WASHINGTON — A month after suffering an embarrassing defeat, House Republican leaders are considering a new strategy to try to win support for the massive, five-year farm bill: splitting it into two separate measures, one for farm programs and one for food stamps.
It’s an attempt to gather support from conservatives who voted against the $100 billion-a-year farm bill, and critics say it could lead to bigger cuts in both farm subsidies and the domestic food aid.
Republicans discussed the strategy in a Tuesday caucus meeting, with House Agriculture Committee Chairman Frank Lucas, R-Okla., saying for the first time that he would go along with a split bill if leaders could deliver the votes. Republicans were assessing support for the idea, and a spokesman for House Speaker John Boehner, R-Ohio, said no decisions had been made on how to revive the bill.
The House rejected the farm bill in June by a vote of 234-195 after some in the GOP complained that the legislation did not cut enough from food stamps. Democrats said the 3 percent cut in food stamps was too much.
The idea is that the farm portion of the bill could pass without the food stamp provisions.
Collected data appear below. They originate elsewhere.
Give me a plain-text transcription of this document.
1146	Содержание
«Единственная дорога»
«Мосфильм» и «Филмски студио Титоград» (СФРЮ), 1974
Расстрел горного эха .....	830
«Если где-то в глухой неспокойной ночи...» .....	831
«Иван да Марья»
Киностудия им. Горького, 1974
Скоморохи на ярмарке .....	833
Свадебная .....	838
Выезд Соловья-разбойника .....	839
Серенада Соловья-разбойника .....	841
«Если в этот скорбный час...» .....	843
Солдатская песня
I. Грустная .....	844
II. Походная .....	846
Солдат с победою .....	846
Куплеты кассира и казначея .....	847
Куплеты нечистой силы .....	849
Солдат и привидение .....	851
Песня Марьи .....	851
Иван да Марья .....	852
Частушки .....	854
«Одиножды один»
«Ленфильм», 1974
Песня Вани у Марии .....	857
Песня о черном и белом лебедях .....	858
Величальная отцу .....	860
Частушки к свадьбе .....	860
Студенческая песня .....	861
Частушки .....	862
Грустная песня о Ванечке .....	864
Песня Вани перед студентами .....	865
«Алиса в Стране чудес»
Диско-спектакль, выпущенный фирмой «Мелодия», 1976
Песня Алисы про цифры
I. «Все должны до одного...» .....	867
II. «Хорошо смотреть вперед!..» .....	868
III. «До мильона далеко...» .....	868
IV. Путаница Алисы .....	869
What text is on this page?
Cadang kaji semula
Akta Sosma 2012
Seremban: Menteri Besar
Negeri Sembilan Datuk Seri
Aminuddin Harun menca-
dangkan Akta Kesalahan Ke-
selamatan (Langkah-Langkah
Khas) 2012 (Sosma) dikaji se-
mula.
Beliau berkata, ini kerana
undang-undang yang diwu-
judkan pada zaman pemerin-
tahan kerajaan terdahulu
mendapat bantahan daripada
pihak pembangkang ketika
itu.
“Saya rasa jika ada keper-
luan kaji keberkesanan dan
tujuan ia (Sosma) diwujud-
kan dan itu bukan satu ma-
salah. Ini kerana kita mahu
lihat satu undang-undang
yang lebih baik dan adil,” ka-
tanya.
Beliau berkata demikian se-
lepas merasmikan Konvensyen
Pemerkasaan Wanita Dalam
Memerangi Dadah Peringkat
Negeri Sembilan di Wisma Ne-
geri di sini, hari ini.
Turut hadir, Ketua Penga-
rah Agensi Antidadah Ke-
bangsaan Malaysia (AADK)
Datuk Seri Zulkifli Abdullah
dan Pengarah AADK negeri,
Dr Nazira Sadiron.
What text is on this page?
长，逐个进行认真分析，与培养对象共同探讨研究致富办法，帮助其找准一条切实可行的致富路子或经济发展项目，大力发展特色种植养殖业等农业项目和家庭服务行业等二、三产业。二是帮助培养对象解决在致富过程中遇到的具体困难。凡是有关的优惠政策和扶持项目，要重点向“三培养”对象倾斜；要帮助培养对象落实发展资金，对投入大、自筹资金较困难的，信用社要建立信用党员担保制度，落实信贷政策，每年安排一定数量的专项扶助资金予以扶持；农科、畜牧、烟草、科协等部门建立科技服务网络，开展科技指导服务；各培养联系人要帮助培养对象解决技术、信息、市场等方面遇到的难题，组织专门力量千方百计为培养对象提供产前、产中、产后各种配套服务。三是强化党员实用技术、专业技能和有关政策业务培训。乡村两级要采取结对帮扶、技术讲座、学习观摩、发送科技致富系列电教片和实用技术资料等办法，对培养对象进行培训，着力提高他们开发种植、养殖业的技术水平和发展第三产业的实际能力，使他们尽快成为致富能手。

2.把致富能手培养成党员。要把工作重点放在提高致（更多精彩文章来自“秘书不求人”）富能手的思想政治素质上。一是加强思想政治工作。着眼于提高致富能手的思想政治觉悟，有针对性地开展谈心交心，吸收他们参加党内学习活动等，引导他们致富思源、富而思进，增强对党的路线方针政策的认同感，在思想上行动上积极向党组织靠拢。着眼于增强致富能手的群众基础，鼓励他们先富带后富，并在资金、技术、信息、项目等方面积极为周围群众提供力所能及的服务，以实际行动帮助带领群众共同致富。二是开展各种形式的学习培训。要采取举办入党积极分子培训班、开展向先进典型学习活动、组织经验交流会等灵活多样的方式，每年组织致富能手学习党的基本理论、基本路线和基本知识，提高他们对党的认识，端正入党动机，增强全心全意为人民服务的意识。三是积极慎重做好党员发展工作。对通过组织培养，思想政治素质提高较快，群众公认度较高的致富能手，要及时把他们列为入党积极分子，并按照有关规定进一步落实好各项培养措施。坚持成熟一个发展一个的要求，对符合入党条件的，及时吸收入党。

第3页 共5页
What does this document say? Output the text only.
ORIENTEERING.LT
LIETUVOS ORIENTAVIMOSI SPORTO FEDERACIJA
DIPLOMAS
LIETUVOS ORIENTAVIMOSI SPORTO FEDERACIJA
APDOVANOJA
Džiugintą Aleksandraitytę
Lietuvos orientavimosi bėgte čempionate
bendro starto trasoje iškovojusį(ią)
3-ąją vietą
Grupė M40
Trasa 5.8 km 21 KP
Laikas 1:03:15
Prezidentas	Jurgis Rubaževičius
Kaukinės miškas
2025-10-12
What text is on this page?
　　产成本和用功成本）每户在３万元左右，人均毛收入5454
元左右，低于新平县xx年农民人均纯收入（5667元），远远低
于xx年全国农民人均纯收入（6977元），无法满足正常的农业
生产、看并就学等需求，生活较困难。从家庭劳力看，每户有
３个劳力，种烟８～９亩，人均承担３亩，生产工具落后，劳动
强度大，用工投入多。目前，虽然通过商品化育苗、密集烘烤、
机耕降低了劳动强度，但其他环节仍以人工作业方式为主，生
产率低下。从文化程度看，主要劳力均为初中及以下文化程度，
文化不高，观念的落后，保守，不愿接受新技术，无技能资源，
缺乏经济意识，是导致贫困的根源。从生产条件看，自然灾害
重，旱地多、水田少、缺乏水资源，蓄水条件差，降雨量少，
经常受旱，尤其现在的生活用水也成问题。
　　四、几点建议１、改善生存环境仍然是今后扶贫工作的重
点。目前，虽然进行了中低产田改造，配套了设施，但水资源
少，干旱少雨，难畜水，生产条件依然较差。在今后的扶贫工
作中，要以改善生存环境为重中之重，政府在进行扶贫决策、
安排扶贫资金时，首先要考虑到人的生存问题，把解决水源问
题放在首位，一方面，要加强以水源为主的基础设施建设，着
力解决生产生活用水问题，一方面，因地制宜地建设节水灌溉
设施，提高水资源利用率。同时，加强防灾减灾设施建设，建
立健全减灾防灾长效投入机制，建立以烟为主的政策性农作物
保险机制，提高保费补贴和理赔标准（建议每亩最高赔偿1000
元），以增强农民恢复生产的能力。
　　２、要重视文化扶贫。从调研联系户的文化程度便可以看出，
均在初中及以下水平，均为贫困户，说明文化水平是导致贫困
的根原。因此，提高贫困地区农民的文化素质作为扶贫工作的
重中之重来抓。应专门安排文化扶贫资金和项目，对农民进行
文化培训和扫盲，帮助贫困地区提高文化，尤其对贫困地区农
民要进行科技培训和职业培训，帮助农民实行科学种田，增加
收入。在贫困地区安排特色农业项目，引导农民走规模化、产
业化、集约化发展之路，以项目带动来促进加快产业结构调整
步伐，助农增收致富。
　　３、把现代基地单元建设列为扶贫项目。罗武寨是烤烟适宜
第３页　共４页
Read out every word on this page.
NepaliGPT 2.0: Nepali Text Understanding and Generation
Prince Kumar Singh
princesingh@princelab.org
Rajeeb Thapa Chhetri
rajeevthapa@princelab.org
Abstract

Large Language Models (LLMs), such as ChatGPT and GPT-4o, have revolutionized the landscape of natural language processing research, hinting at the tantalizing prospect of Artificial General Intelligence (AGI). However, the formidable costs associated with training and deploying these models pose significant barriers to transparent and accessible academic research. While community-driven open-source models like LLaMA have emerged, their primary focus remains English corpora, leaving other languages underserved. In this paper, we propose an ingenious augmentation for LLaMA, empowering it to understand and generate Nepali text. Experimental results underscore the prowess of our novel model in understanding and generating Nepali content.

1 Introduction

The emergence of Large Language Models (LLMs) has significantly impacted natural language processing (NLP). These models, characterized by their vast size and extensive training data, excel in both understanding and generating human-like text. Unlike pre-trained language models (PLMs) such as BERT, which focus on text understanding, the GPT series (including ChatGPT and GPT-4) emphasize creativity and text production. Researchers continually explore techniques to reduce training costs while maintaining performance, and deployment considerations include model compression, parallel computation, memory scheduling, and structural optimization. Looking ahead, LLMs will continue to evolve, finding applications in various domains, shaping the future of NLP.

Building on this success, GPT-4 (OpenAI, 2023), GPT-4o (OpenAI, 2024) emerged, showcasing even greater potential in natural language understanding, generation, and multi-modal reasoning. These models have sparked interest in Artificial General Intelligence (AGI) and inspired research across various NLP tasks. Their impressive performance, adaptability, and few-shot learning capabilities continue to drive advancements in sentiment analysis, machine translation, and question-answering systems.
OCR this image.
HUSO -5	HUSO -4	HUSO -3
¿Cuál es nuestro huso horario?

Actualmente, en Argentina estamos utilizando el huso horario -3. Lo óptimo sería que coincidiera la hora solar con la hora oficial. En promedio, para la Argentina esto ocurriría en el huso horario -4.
By splitting the two, Republicans might be able to make bigger cuts in food stamp programs and pass that bill with conservative support.
However, conservative groups, farm groups and nutrition groups all expressed concerns with the strategy.
Farm groups and anti-hunger groups have warned that separating the farm and nutrition programs after decades of linking them would be a major mistake. Rural lawmakers have added money for food stamps to the farm bill, which sets policy for agricultural subsidies and other farm programs, to gather urban votes for the measure.
The Democratic-led Senate, which overwhelmingly passed a farm bill with smaller cuts to food stamps, would be reluctant to go along with a split bill or further cuts to the programs.
Senate Agriculture Committee Chairwoman Debbie Stabenow, D-Mich., said that she believes splitting the bill would be a “major mistake.”
Spending on food stamps has doubled in the last five years to almost $80 billion a year and the number of members in both parties who make agriculture a priority has dwindled. Still, separating the two bills could create bigger problems as members may not have an incentive to vote for either piece of legislation.
In a letter to Boehner last week, more than 500 farm groups discouraged GOP leadership from splitting the legislation.
“We believe that splitting the nutrition title from the rest of the bill could result in neither farm nor nutrition programs passing, and urge you to move a unified farm bill forward,” the groups wrote.